At this point, we really haven't come to a conclusion regarding the issue of composting vs recycling of paper and cardboard. My guess is that we're likely to use a combination of the two disposal methods, at least until we come across more definitive reasons for choosing one over the other. Of course, for households that do not garden, there may be no need for compost, in which case recycling is likely the better option.


  1. This blog is nice.Natraj Industries is a popular manufacturer in the corrugated packaging industry, not only in India, but also in many other countries. Natraj Industries is dealing in packaging machinery manufacturing since 1978.3 Layer / 5 Layer Corrugated Board Plant.

  2. Looks like you've got your first spammer. Congratulations! :P

    I envy your recycling options, as mentioned in a previous entry. We have a standard recycling "station" trailer -- one of those things that can be towed along by a truck, and is removed for emptying as needed -- right at the end of our street. It accepts the usual materials, except glass. This bothers me, because I usually prefer to buy "wet stuff," like beverages and sauces, in glass bottles. I reuse a lot of glass containers, and offer the rest on Freecycle, but they are rarely accepted. I end up throwing a lot of them away just to avoid a potentially dangerous clutter. :(

    Tony and I don't recycle as much as we'd like to. We haven't gotten properly organized for it yet. This will require some work in our kitchen, to make room for sorting bins. We intend to replace our old microwave cart with a larger utility shelf, and we hope to place the (small) recycling bins on it. Then we'll need something to help us efficiently and safely convey them outside to our vehicles. I'm thinking we'll use stackable bins, and a dolly to wheel them outside.

    I'm eager to find out how much we'll be able to reduce our household waste by recycling. I strongly suspect that we could take our waste down to zero, or close enough to it that we'll be able to cancel our trash collection service.

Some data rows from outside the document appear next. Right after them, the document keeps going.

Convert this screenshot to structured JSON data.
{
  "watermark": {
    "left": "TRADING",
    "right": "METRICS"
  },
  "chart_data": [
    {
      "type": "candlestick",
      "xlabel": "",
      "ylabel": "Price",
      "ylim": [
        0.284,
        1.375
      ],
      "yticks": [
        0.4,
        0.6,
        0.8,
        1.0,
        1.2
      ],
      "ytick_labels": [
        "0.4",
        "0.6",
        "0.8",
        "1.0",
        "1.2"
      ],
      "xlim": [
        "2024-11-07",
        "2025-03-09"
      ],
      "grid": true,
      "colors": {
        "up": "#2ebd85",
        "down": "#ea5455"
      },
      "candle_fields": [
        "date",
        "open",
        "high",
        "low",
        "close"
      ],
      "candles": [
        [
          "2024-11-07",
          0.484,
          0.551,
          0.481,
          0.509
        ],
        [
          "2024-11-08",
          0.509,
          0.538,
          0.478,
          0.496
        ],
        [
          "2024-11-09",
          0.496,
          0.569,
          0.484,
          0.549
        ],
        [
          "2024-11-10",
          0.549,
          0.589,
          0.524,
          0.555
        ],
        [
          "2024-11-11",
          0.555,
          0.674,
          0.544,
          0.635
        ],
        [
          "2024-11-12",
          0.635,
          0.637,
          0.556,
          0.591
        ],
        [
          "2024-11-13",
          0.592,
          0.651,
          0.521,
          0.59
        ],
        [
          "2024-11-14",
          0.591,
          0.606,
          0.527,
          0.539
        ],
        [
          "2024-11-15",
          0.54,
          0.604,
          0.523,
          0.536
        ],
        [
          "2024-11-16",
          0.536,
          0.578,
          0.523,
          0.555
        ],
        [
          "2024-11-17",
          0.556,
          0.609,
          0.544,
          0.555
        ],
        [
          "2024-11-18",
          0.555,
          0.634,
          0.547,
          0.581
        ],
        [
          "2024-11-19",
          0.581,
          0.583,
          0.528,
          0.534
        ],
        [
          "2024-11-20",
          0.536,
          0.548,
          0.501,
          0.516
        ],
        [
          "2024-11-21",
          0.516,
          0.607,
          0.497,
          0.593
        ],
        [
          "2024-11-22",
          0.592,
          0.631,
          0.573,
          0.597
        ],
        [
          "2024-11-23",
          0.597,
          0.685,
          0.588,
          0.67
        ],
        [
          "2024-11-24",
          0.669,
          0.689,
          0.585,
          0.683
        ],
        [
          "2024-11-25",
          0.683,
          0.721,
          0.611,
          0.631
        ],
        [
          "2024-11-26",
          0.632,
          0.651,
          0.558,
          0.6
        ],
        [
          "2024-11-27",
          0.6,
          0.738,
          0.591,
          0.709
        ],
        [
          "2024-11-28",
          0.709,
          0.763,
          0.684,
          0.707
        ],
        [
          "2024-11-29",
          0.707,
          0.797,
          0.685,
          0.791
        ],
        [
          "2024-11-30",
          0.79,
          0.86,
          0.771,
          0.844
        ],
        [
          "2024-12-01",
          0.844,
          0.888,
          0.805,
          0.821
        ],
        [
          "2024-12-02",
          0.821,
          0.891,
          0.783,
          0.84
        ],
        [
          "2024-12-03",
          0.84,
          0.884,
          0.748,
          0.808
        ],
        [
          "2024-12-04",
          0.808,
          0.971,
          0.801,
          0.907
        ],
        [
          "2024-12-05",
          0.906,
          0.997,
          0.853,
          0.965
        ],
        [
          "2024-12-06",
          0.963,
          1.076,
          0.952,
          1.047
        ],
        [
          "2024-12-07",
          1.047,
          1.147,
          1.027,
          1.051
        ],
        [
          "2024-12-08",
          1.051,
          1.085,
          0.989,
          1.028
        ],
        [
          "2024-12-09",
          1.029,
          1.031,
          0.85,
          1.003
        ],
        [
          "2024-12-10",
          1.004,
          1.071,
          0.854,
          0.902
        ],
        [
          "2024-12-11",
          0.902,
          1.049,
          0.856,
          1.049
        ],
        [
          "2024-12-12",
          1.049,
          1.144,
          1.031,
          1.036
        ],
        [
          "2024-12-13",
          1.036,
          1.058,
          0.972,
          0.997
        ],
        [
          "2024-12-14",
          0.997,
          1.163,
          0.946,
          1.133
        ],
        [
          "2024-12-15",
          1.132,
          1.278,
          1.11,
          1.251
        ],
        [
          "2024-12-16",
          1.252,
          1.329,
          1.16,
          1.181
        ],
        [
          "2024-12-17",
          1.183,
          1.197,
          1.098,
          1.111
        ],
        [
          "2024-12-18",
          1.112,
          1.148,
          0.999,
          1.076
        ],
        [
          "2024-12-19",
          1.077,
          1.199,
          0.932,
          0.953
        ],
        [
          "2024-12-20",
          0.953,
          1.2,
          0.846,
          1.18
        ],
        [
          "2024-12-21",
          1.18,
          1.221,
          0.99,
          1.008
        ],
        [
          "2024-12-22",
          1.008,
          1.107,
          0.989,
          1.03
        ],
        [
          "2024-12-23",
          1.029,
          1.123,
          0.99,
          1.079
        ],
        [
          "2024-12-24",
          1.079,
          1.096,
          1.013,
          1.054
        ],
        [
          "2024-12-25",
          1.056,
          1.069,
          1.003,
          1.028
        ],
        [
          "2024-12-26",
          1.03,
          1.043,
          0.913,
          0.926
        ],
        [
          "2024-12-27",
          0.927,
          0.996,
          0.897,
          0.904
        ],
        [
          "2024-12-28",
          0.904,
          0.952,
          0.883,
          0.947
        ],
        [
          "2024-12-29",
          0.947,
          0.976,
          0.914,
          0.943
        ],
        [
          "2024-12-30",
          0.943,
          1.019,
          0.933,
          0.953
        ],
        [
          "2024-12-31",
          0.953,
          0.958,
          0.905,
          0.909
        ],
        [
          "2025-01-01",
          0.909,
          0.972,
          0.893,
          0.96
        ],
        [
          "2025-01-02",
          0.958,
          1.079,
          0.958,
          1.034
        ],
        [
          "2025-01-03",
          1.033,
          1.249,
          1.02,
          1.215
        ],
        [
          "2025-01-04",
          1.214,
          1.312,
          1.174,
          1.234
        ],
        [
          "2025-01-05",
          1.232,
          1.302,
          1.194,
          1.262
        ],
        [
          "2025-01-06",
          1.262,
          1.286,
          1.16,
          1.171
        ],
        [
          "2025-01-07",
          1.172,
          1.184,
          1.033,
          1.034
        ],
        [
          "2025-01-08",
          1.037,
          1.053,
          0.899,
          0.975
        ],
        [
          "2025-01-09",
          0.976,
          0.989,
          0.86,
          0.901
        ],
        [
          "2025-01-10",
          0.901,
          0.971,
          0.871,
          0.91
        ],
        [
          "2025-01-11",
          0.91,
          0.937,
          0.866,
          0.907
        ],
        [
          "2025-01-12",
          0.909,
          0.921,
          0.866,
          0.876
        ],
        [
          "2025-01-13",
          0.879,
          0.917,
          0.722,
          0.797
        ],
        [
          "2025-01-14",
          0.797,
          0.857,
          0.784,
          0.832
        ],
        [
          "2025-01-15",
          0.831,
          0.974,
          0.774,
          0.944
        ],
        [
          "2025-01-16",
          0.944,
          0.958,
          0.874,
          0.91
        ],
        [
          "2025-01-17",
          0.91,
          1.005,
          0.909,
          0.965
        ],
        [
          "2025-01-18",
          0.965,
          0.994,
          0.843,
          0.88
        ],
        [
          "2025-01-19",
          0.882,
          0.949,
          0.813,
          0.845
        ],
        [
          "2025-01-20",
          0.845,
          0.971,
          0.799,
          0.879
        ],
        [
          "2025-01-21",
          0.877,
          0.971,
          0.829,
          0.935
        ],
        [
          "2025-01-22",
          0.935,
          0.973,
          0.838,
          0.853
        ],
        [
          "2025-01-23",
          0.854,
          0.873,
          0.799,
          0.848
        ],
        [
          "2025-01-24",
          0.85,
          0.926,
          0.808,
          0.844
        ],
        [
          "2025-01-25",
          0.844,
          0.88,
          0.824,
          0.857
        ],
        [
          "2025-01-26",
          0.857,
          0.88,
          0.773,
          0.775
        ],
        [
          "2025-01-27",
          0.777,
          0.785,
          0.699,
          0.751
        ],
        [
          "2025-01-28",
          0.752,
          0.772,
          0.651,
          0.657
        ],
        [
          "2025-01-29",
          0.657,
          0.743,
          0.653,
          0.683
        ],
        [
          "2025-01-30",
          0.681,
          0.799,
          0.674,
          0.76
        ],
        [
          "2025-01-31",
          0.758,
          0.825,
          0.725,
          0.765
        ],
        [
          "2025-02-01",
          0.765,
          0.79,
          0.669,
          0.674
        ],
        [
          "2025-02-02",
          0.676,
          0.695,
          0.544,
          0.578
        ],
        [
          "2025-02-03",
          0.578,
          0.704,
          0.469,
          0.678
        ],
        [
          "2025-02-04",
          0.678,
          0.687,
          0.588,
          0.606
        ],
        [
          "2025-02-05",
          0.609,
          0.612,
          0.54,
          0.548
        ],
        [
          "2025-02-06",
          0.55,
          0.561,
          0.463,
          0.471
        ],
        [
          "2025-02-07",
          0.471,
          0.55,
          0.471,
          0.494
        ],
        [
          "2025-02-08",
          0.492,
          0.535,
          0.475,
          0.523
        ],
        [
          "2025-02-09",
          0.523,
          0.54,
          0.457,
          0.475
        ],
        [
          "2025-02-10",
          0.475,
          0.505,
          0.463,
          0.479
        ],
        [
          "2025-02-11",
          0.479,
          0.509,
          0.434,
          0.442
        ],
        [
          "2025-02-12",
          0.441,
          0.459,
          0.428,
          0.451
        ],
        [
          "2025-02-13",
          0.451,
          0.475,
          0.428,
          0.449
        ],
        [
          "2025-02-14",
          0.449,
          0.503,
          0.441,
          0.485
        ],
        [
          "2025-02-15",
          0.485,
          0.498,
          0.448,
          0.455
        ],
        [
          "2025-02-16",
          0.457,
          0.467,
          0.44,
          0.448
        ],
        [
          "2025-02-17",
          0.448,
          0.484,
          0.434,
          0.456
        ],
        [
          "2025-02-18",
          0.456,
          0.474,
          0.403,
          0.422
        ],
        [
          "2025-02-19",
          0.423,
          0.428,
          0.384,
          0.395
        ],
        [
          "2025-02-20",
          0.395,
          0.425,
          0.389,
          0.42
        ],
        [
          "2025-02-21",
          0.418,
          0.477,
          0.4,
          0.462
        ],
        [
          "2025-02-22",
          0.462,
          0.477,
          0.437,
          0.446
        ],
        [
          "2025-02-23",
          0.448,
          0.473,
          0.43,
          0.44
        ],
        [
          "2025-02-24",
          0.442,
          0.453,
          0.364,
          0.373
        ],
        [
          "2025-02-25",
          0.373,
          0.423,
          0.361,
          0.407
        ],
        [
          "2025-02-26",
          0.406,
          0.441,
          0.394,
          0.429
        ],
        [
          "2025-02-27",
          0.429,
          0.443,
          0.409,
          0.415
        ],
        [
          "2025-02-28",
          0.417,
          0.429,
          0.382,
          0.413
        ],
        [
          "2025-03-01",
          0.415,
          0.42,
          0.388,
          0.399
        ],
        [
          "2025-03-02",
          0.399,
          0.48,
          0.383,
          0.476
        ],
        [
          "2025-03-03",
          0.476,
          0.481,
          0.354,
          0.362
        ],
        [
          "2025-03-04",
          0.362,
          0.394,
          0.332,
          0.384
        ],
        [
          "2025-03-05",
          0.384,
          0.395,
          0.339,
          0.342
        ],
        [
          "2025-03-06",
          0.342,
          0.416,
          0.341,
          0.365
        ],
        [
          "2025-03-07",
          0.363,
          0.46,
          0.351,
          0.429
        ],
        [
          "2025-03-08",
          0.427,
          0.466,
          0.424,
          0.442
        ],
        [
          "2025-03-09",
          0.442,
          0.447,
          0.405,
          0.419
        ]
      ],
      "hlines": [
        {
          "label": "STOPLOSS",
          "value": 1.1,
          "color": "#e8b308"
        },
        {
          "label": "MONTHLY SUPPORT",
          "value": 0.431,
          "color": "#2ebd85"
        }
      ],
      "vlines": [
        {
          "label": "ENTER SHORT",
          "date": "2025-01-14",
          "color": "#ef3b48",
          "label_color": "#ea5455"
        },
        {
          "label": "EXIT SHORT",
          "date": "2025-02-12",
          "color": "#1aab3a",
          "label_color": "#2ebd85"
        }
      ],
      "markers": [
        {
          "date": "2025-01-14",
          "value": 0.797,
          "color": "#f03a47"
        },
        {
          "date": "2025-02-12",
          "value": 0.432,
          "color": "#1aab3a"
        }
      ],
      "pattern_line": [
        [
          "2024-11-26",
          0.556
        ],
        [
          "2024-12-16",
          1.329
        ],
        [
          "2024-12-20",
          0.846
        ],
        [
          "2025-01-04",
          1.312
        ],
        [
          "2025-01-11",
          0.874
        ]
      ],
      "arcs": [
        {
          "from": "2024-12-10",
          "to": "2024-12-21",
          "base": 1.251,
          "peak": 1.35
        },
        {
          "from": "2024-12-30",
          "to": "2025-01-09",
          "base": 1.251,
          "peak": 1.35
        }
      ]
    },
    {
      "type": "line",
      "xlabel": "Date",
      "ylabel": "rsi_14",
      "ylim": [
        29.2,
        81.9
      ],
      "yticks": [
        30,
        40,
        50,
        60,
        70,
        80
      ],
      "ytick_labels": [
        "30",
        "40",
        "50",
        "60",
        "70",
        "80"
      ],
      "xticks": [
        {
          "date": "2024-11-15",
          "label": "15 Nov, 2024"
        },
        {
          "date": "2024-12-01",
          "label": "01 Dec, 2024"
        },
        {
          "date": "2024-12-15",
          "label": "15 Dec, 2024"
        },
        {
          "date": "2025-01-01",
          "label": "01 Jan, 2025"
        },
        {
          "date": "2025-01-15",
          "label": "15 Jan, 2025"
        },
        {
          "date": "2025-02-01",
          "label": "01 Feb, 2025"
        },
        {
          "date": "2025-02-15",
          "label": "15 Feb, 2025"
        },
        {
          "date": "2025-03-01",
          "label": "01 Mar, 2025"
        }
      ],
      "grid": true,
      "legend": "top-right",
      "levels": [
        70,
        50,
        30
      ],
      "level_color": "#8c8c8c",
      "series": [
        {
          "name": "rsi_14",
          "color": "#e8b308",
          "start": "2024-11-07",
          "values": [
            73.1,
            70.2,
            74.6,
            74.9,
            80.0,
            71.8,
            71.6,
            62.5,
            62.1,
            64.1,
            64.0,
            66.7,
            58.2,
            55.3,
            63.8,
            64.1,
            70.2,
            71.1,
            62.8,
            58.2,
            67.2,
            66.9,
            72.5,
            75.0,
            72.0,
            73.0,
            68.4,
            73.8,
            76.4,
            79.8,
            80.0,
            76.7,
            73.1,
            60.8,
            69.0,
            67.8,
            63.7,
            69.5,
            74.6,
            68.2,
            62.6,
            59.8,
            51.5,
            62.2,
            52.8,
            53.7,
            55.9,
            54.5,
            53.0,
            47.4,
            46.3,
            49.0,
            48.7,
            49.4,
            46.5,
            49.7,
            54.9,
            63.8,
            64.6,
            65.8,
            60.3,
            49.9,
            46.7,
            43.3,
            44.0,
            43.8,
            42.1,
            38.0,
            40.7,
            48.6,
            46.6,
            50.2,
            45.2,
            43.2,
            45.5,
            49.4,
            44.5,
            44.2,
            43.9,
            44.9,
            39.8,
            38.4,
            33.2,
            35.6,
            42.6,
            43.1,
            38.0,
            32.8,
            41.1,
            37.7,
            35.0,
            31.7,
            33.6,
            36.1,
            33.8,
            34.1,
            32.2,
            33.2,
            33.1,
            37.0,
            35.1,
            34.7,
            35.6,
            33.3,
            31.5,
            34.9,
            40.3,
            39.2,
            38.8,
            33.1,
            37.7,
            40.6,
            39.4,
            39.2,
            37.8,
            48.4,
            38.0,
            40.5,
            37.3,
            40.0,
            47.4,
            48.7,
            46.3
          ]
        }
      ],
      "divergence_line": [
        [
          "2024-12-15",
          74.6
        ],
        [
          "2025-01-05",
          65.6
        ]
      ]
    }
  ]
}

    1. You should save your glass, assuming you have the space, and take it to the London recycling center when you travel there. That is where we do all of our recycling. Its in a fairly convenient location, and I can give you directions if you're interested.

      Eventually I want to experiment with doing away with our trash pickup service as well. I believe that, if we put in the effort, we could reduce our waste down to an amount that could be saved and taken to the dump only very occasionally. The biggest challenge there would be in ensuring that the waste wasn't something that would attract pests or have a strong odor. Right now we average taking out 2 kitchen trash bags per week, and they are not usually full.